Scouts Guide to the Zombie Apocalypse is one of those movies where I don't really need to lay out a detailed plot description. It's all right there in the title and in the poster above: Boy Scouts vs. zombies, with a healthy dose of teen sex comedy thrown in. It's inspired more by Superbad and American Pie than Shaun of the Dead, with the three Scouts putting their amateur woodcraft skills to good use as they seek to survive a zombie outbreak, while overcoming their differences and realizing that, as much as it's made them outcasts in high school, scouting has bonded them and enriched their lives -- all while one of their members is on a desperate quest to get himself and his buddies laid. It's more about lowbrow sex gags and gory "money shots" than real scares or depth, and the hit-to-miss ratio on the comedy wasn't very well-skewed... but to be honest, for what it was, I kind of enjoyed it. It was worth a ticket at the cheap theater across town, and I honestly think Paramount would've had more success if they'd just released this straight to VOD instead of giving it a theatrical release, because this was really more of a "midnight movie" than anything. It's perfectly serviceable, entertaining pablum, a film that may well become something of a guilty pleasure or even a cult classic in the years to come, but if you go in expecting anything more, you're as dumb as this movie is.

The likable leads are easily the best thing this film has going for it. Tye Sheridan was great as the protagonist Ben, a kid who's having second thoughts about staying with the Scouts and is thinking about quitting so that he can become a "normal" teenager. He makes you root for him to succeed, as does Joey Morgan as Augie, the only member of the trio who's really all that enthusiastic about scouting. He's eager to earn his Falcon Badge, the film's version of becoming an Eagle Scout (obviously, the real-life Boy Scouts of America didn't sign off on this film), and for all his goofiness, he's genuinely well-meaning and no less competent than those around him. The only one of the lead trio I didn't like was Carter. It was through no fault of his actor, Logan Miller, who did a good job on his own -- the character was simply written as too much of a jerk, a sex-obsessed adolescent horndog who never really evolves beyond that over the course of the film. As for the supporting cast, it's a mixed bag. Sarah Dumont, who plays the badass cocktail waitress Denise, has little to do beyond look sexy in a tight tank top and Daisy Dukes, but she does that well, even if she disappears for a long stretch as the film struggles to find reason to keep her around. David Koechner and Cloris Leachman both got short shrift as, respectively, the scoutmaster and Carter's crazy cat lady neighbor; I wish they got a little more screen time before they were turned into mindless zombies, because they were pretty entertaining in their short scenes as humans. (Though Leachman, even as a zombie, does get a great, disgusting gag that proudly flies straight over every line in the book.)
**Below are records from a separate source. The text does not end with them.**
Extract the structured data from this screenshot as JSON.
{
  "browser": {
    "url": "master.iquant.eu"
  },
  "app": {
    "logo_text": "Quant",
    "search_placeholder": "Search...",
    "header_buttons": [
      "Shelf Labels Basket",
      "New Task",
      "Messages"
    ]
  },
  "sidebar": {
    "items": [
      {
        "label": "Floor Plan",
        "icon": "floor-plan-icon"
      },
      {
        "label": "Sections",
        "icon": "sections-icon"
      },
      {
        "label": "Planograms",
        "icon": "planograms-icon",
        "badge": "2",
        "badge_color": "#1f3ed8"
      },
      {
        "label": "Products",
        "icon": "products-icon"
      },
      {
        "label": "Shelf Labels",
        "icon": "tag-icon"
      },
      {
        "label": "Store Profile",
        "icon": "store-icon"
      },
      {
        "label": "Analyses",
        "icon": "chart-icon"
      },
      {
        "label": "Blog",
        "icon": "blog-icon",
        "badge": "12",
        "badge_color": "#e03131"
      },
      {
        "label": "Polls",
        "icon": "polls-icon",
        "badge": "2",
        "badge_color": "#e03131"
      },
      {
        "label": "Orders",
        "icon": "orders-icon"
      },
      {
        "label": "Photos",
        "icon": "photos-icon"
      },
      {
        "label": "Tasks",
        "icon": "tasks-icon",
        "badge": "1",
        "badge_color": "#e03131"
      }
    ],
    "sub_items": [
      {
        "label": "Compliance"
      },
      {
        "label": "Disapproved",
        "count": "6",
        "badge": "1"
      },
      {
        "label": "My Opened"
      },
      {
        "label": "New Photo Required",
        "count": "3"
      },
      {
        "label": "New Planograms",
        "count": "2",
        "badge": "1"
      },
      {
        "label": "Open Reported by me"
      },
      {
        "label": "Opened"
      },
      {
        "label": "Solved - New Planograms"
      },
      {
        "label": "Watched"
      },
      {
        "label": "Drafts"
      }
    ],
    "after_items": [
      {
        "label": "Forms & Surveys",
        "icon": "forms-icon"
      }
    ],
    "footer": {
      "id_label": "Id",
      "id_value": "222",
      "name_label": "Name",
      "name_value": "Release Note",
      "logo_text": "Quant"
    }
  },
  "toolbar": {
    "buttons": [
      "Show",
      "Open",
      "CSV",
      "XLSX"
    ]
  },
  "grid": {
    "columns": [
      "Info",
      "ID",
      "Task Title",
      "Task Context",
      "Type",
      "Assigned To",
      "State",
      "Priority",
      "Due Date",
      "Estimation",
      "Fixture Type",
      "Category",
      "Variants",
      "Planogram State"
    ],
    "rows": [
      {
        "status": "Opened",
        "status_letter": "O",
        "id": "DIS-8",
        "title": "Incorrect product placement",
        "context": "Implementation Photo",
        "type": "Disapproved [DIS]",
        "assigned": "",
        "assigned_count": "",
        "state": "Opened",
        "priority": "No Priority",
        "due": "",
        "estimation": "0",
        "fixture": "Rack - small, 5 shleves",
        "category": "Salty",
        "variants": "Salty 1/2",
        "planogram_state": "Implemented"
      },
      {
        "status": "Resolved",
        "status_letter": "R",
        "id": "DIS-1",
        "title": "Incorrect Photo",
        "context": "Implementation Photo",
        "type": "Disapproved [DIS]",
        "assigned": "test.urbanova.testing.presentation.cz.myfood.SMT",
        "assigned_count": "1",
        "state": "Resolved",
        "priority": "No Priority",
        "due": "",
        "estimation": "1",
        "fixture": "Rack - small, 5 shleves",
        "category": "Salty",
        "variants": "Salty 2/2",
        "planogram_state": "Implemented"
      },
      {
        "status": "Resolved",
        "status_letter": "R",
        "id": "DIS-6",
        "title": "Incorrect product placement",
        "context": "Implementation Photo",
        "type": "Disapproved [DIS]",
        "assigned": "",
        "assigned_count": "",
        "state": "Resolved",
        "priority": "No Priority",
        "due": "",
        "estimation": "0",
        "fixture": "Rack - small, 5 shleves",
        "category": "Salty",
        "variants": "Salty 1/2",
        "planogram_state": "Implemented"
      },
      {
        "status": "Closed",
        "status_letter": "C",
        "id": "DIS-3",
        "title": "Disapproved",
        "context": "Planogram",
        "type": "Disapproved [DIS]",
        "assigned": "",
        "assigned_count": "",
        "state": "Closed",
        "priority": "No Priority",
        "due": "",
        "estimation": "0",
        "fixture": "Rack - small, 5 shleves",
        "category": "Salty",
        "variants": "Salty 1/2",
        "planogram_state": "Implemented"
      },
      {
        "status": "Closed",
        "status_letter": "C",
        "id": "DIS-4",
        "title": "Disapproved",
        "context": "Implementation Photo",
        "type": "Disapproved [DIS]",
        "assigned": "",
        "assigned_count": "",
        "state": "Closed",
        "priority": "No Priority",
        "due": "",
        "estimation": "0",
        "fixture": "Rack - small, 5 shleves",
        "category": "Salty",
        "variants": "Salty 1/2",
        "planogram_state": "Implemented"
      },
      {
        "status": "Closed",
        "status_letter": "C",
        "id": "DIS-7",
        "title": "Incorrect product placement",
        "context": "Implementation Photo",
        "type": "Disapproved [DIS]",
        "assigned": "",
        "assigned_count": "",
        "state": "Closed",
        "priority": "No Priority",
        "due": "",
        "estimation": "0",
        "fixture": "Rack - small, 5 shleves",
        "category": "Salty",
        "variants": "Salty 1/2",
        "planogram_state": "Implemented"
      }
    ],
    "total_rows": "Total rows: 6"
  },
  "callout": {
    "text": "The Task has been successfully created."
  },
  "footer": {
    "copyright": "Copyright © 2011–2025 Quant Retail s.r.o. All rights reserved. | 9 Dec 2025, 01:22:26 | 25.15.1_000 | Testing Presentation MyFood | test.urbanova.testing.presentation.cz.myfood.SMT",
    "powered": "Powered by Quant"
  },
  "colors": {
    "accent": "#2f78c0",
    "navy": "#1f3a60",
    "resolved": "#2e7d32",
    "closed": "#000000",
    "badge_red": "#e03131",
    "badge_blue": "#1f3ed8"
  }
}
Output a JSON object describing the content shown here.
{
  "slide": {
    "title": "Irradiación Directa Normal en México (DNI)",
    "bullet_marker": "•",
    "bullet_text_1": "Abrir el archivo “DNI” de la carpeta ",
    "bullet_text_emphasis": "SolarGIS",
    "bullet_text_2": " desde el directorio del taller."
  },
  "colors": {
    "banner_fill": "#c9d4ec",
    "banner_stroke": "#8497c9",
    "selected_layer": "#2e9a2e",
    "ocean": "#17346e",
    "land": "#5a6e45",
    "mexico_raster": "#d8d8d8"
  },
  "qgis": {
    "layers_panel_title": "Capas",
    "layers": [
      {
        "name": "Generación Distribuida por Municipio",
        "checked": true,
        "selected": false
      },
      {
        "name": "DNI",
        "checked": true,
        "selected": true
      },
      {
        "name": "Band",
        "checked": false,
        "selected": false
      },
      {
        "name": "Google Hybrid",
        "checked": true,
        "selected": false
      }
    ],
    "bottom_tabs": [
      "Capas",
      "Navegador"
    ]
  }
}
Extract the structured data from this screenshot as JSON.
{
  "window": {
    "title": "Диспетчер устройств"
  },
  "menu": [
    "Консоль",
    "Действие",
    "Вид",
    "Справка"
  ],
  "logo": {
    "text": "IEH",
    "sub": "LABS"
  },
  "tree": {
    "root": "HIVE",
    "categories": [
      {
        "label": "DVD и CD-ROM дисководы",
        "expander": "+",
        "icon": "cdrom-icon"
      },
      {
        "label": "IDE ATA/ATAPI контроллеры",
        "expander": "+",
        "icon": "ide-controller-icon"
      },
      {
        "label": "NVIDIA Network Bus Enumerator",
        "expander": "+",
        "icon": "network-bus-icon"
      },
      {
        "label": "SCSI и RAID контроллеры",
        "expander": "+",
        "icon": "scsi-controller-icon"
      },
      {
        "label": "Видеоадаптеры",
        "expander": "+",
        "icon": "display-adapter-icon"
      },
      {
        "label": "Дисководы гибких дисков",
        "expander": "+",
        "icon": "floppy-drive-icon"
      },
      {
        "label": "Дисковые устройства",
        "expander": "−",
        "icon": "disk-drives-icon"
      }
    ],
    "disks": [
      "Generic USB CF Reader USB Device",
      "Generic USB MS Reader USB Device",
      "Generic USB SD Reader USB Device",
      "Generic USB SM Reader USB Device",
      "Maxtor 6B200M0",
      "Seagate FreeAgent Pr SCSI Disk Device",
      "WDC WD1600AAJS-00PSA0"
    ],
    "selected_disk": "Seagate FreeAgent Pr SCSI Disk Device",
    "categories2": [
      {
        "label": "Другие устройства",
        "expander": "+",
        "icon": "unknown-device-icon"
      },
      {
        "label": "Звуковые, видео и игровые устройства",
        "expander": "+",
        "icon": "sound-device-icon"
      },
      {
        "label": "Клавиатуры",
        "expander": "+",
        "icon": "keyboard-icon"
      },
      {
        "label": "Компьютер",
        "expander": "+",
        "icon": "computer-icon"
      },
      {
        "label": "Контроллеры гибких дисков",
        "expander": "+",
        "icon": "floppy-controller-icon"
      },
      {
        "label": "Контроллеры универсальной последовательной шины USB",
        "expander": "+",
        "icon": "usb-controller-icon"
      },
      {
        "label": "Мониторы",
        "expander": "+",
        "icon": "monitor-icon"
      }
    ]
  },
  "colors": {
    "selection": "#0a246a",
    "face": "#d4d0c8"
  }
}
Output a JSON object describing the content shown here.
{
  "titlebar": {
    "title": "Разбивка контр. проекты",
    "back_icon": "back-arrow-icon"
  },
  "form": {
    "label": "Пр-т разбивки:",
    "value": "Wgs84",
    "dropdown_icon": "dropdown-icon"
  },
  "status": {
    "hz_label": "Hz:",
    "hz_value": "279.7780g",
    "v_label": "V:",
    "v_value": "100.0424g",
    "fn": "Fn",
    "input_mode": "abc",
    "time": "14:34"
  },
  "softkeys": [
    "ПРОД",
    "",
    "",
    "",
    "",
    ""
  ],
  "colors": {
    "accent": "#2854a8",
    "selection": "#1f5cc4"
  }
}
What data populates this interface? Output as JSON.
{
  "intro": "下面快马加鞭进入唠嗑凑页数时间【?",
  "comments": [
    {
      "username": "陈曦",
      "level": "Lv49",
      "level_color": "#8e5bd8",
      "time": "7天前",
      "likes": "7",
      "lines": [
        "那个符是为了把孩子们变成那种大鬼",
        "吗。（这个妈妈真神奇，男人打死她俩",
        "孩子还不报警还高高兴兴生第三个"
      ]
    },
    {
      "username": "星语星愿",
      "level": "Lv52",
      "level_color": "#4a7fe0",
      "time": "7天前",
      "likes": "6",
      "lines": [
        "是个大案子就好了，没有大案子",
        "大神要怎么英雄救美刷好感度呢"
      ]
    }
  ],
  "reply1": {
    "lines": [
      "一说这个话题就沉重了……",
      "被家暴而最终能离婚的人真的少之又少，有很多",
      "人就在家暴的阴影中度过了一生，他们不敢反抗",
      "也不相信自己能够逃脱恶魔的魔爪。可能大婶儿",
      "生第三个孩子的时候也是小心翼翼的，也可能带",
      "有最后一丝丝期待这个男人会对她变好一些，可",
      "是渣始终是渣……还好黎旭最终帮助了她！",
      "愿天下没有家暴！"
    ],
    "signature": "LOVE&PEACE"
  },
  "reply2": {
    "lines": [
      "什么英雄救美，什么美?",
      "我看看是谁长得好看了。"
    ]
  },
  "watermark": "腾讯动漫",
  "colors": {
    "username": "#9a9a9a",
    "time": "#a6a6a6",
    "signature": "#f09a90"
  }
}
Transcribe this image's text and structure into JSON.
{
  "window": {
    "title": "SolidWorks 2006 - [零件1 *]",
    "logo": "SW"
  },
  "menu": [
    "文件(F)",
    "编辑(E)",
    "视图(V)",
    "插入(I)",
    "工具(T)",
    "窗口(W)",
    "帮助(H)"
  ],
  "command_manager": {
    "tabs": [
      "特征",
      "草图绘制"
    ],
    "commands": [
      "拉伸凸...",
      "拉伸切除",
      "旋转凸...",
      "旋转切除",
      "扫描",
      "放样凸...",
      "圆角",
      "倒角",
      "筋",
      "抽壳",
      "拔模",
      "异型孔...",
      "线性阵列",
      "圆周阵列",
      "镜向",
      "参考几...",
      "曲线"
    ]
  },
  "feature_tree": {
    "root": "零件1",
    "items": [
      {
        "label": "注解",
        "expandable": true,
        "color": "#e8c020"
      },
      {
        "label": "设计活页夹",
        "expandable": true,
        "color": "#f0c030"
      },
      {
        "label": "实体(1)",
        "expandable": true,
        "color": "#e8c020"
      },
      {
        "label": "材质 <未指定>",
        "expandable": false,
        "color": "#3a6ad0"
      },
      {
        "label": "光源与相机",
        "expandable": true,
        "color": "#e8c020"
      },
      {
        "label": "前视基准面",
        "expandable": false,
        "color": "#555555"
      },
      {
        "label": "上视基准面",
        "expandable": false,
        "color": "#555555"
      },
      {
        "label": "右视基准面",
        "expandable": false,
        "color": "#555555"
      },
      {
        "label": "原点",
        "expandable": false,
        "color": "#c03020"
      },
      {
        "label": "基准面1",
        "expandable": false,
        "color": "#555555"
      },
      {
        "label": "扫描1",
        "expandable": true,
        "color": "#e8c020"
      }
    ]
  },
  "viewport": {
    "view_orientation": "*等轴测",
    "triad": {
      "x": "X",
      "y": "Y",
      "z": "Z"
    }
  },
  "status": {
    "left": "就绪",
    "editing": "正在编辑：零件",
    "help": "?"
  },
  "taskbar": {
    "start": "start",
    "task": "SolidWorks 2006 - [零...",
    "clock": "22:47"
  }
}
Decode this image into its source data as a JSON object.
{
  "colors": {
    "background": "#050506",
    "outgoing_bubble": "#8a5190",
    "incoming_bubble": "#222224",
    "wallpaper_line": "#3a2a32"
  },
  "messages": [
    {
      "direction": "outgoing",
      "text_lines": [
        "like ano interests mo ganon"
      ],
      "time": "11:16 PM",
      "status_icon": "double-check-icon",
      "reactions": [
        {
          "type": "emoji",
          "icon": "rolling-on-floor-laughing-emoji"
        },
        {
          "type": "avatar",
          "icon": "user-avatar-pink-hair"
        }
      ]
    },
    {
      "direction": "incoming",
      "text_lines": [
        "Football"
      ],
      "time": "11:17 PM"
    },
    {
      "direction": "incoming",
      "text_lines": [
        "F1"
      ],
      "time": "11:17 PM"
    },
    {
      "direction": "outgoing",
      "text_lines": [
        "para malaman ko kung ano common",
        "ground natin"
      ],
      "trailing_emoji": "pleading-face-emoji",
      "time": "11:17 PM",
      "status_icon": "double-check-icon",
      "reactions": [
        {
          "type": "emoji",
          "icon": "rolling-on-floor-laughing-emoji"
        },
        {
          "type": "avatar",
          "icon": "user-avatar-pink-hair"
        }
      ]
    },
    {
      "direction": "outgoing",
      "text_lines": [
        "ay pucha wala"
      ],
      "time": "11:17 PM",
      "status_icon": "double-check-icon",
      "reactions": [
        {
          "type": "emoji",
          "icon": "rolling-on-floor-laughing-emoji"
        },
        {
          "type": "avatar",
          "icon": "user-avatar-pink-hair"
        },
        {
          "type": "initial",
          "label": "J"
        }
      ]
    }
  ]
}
The mixed-bag quality of the film also applies to the scares, which are unfortunately more "miss" than "hit". While the film tries to be scary and tense on occasion, there's never any doubt that the four main characters -- Ben, Carter, Augie, and Denise -- are going to make it out alive. (No matter how much I was hoping for Carter to bite it.) Nor is there any doubt that, from the moment it's mentioned that there's a big senior class party that Carter's trying to sneak into, that party is gonna be the focus of the grand finale -- and that Kendal, Carter's sister and Ben's love interest (and an otherwise completely paper-thin character who contributes nothing to the film), is gonna have to be rescued from there (and that she's gonna live and get together with Ben). Likewise, when we see early on that Augie is having trouble using a flint to start a campfire, anyone with half a brain can tell that the climax is gonna involve him having to set something on fire using, you guessed it, a flint. The sheer predictability of the events meant that I was only afraid once for any of the characters, and the subpar zombie attack/fight scenes do little to help in that regard.

The humor is more tolerable, on account of this film aiming low and usually hitting the target. This is a film that revolves around dumb sex jokes, gross-outs, zombie strippers, zombie heads getting popped, the main characters getting sprayed with blood, and jokes about cheesy pop songs. Good taste clearly never came up in the discussion when this film was being written, in terms of either the kills or the laughs. While it takes a lot of skill to make this sort of humor truly great, it doesn't take much to just get it working, and I will admit that I got a lot of good chuckles out of this one. Only a small number of big laughs, but this film was never boring.

The Bottom Line:

It's entertaining enough, and there were a few things I liked, but there are much better zombie comedies out there. Save your money and pop in one of those.